Cuando entra en el despacho te imaginas a uno de esos gatos persas de ojos verdes. Y te entran ganas de dar pequeños chillidos, comer queso, mientras te escondes en algún agujero oscuro.

O ese cabroncete novato, que asesinó al pobre Hermes que era el Dios del Comercio y los Ladrones de verdad (he ahí un dios simpático donde los hubo) y ocupó su lugar con la eficacia de HAL 9000.

Ese sí que tiene legión de adoradores.

Seguro que vosotros también lo conocéis: Vista, le llaman (en latín speculāri). El dios del beneficio oculto y la corrupción. El sujeto más frío que conozco.
Si las personalidades fueran lugares, éste sería esa zona perdida y gélida, más allá del cinturón de Kuiper, donde no flota nada y el sol es apenas una estrella más, aislada en una oscuridad sin nombre. 
Es un dios reciente, pero en claro ascenso. Vaya que sí. Es un dios oscuro que lo quiere todo. O que ya lo tiene.

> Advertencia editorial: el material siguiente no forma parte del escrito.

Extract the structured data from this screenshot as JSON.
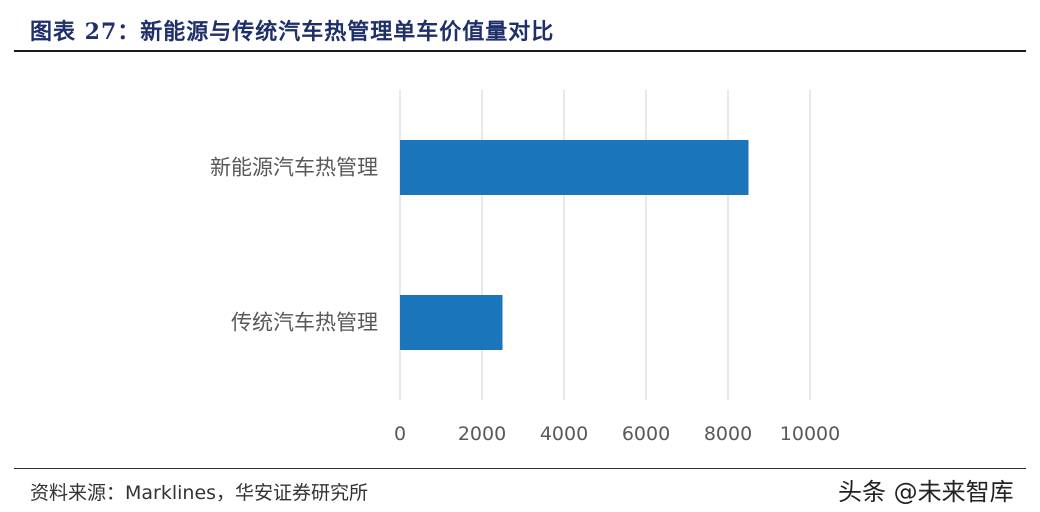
{
  "header": {
    "title": "图表 27：新能源与传统汽车热管理单车价值量对比"
  },
  "chart_data": {
    "type": "bar",
    "orientation": "horizontal",
    "categories": [
      "新能源汽车热管理",
      "传统汽车热管理"
    ],
    "values": [
      8500,
      2500
    ],
    "xlim": [
      0,
      10000
    ],
    "xticks": [
      0,
      2000,
      4000,
      6000,
      8000,
      10000
    ],
    "grid": true,
    "bar_color": "#1b75bb",
    "grid_color": "#d9d9d9"
  },
  "footer": {
    "source": "资料来源：Marklines，华安证券研究所",
    "watermark": "头条 @未来智库"
  }
}
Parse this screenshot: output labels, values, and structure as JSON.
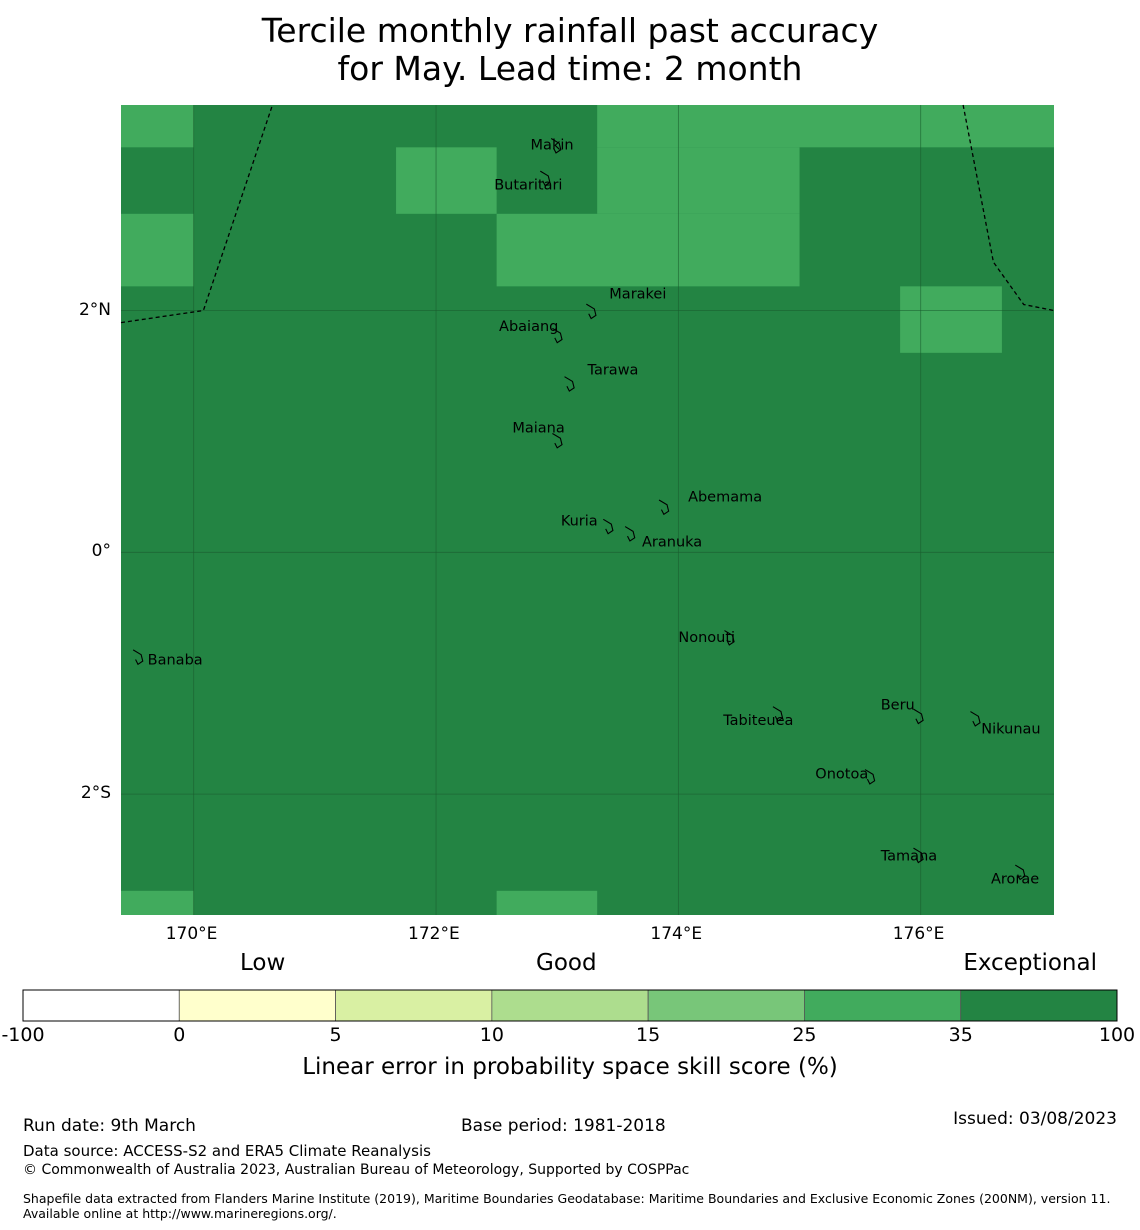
{
  "title": {
    "line1": "Tercile monthly rainfall past accuracy",
    "line2": "for May. Lead time: 2 month"
  },
  "map": {
    "lon_range": [
      169.4,
      177.1
    ],
    "lat_range": [
      -3.0,
      3.7
    ],
    "x_ticks": [
      {
        "lon": 170,
        "label": "170°E"
      },
      {
        "lon": 172,
        "label": "172°E"
      },
      {
        "lon": 174,
        "label": "174°E"
      },
      {
        "lon": 176,
        "label": "176°E"
      }
    ],
    "y_ticks": [
      {
        "lat": 2,
        "label": "2°N"
      },
      {
        "lat": 0,
        "label": "0°"
      },
      {
        "lat": -2,
        "label": "2°S"
      }
    ],
    "colors": {
      "exceptional": "#238443",
      "very_good": "#41ab5d",
      "grid": "#1a5c2e",
      "coast": "#000000"
    },
    "skill_cells_25_35": [
      {
        "lon": [
          169.4,
          170.0
        ],
        "lat": [
          3.35,
          3.7
        ]
      },
      {
        "lon": [
          171.67,
          172.5
        ],
        "lat": [
          2.8,
          3.35
        ]
      },
      {
        "lon": [
          173.33,
          176.0
        ],
        "lat": [
          3.35,
          3.7
        ]
      },
      {
        "lon": [
          176.0,
          177.1
        ],
        "lat": [
          3.35,
          3.7
        ]
      },
      {
        "lon": [
          173.33,
          175.0
        ],
        "lat": [
          2.8,
          3.35
        ]
      },
      {
        "lon": [
          169.4,
          170.0
        ],
        "lat": [
          2.2,
          2.8
        ]
      },
      {
        "lon": [
          172.5,
          175.0
        ],
        "lat": [
          2.2,
          2.8
        ]
      },
      {
        "lon": [
          175.83,
          176.67
        ],
        "lat": [
          1.65,
          2.2
        ]
      },
      {
        "lon": [
          169.4,
          170.0
        ],
        "lat": [
          -3.0,
          -2.8
        ]
      },
      {
        "lon": [
          172.5,
          173.33
        ],
        "lat": [
          -3.0,
          -2.8
        ]
      }
    ],
    "eez_boundary_west": [
      [
        169.4,
        1.9
      ],
      [
        170.08,
        2.0
      ],
      [
        170.65,
        3.7
      ]
    ],
    "eez_boundary_east": [
      [
        176.35,
        3.7
      ],
      [
        176.6,
        2.4
      ],
      [
        176.85,
        2.05
      ],
      [
        177.1,
        2.0
      ]
    ],
    "islands": [
      {
        "name": "Makin",
        "lon": 172.99,
        "lat": 3.37,
        "label_lon": 172.78,
        "label_lat": 3.33
      },
      {
        "name": "Butaritari",
        "lon": 172.9,
        "lat": 3.1,
        "label_lon": 172.48,
        "label_lat": 3.0
      },
      {
        "name": "Marakei",
        "lon": 173.28,
        "lat": 2.0,
        "label_lon": 173.43,
        "label_lat": 2.1
      },
      {
        "name": "Abaiang",
        "lon": 173.0,
        "lat": 1.8,
        "label_lon": 172.52,
        "label_lat": 1.83
      },
      {
        "name": "Tarawa",
        "lon": 173.1,
        "lat": 1.4,
        "label_lon": 173.25,
        "label_lat": 1.47
      },
      {
        "name": "Maiana",
        "lon": 173.0,
        "lat": 0.93,
        "label_lon": 172.63,
        "label_lat": 0.99
      },
      {
        "name": "Abemama",
        "lon": 173.88,
        "lat": 0.38,
        "label_lon": 174.08,
        "label_lat": 0.42
      },
      {
        "name": "Kuria",
        "lon": 173.42,
        "lat": 0.22,
        "label_lon": 173.03,
        "label_lat": 0.22
      },
      {
        "name": "Aranuka",
        "lon": 173.6,
        "lat": 0.16,
        "label_lon": 173.7,
        "label_lat": 0.05
      },
      {
        "name": "Nonouti",
        "lon": 174.42,
        "lat": -0.7,
        "label_lon": 174.0,
        "label_lat": -0.74
      },
      {
        "name": "Banaba",
        "lon": 169.54,
        "lat": -0.86,
        "label_lon": 169.62,
        "label_lat": -0.93
      },
      {
        "name": "Tabiteuea",
        "lon": 174.82,
        "lat": -1.33,
        "label_lon": 174.37,
        "label_lat": -1.43
      },
      {
        "name": "Beru",
        "lon": 175.98,
        "lat": -1.35,
        "label_lon": 175.67,
        "label_lat": -1.3
      },
      {
        "name": "Nikunau",
        "lon": 176.45,
        "lat": -1.37,
        "label_lon": 176.5,
        "label_lat": -1.5
      },
      {
        "name": "Onotoa",
        "lon": 175.58,
        "lat": -1.85,
        "label_lon": 175.13,
        "label_lat": -1.87
      },
      {
        "name": "Tamana",
        "lon": 175.98,
        "lat": -2.5,
        "label_lon": 175.67,
        "label_lat": -2.55
      },
      {
        "name": "Arorae",
        "lon": 176.82,
        "lat": -2.64,
        "label_lon": 176.58,
        "label_lat": -2.74
      }
    ]
  },
  "colorbar": {
    "categories": [
      {
        "label": "Low",
        "align": "left"
      },
      {
        "label": "Good",
        "align": "center"
      },
      {
        "label": "Exceptional",
        "align": "right"
      }
    ],
    "bins": [
      {
        "from": -100,
        "to": 0,
        "color": "#ffffff"
      },
      {
        "from": 0,
        "to": 5,
        "color": "#ffffcc"
      },
      {
        "from": 5,
        "to": 10,
        "color": "#d9f0a3"
      },
      {
        "from": 10,
        "to": 15,
        "color": "#addd8e"
      },
      {
        "from": 15,
        "to": 25,
        "color": "#78c679"
      },
      {
        "from": 25,
        "to": 35,
        "color": "#41ab5d"
      },
      {
        "from": 35,
        "to": 100,
        "color": "#238443"
      }
    ],
    "tick_labels": [
      "-100",
      "0",
      "5",
      "10",
      "15",
      "25",
      "35",
      "100"
    ],
    "label": "Linear error in probability space skill score (%)"
  },
  "footer": {
    "run_date": "Run date: 9th March",
    "base_period": "Base period: 1981-2018",
    "issued": "Issued: 03/08/2023",
    "data_source": "Data source: ACCESS-S2 and ERA5 Climate Reanalysis",
    "copyright": "© Commonwealth of Australia 2023, Australian Bureau of Meteorology, Supported by COSPPac",
    "shapefile": "Shapefile data extracted from Flanders Marine Institute (2019), Maritime Boundaries Geodatabase: Maritime Boundaries and Exclusive Economic Zones (200NM), version 11. Available online at http://www.marineregions.org/."
  }
}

Por si no os habéis fijado, el mundo es un lugar en el que un niño puede ver en televisión, en horario infantil, a alguien agrediendo o asesinando de creativas formas a otro alguien. Con risas en off porque se supone que es divertido. Que puede ver que gente que no produce nada útil, ni ayuda o beneficia a los demás, maneja montones de dinero, vive vidas que los demás sólo pueden soñar.
Donde los juguetes con forma de armas están a la venta en cualquier esquina, pero es complicado encontrar muñecos con pene, vagina o pezones. Donde estar desnudo en una playa, en la piscina o en la calle puede acarrear problemas de una necedad tal que dan miedo.

Si ese niño alcanza a ver dos cuerpos desnudos amándose, habrá voces indignadas prohibiéndolo. El volumen de los gritos será directamente proporcional al grado de sudor y arañazos que tenga esa unión.
Y si dos personas quieren entregarse mutuamente, más les vale hacerlo a escondidas. No os tengo que explicar lo que pasa si, además, son del mismo sexo…

El sexo, que debía ser territorio de Inanna, no es una ofrenda de sangre y sudor, y olor y unión y éxtasis. No es algo sagrado. Es más bien una actividad deportiva o un artículo de comercio. Vista y otros lo han convertido en algo mecánico y sin significado alguno. Como el Aerobic o la estupidez esa del Zumba. Hasta venden complementos deportivos y lo llaman “practicar sexo”, como quien habla de alpinismo o dactilografía.

¿Cómo ayudar entonces a una diosa triste que te mira llorando? ¿Cómo lograr que se le devuelvan las ofrendas que la mantendrán viva a través de los siglos?

¿Cómo hacer para devolver a la Humanidad una idea –divina, sagrada, eterna- que ha perdido? ¿Puede hacerse? ¿Es, como creo, una batalla perdida?

Pienso, durante un rato largo, mientras la Diosa me contempla en silencio. Bueno... intento pensar. Soy un profesional, al fin y al cabo y cobro una barbaridad por mis servicios.



-Inanna –le digo suavemente –tu eres una diosa… ¿Has pensado crear tu propio Universo? -.

No me pidáis que describa su sonrisa.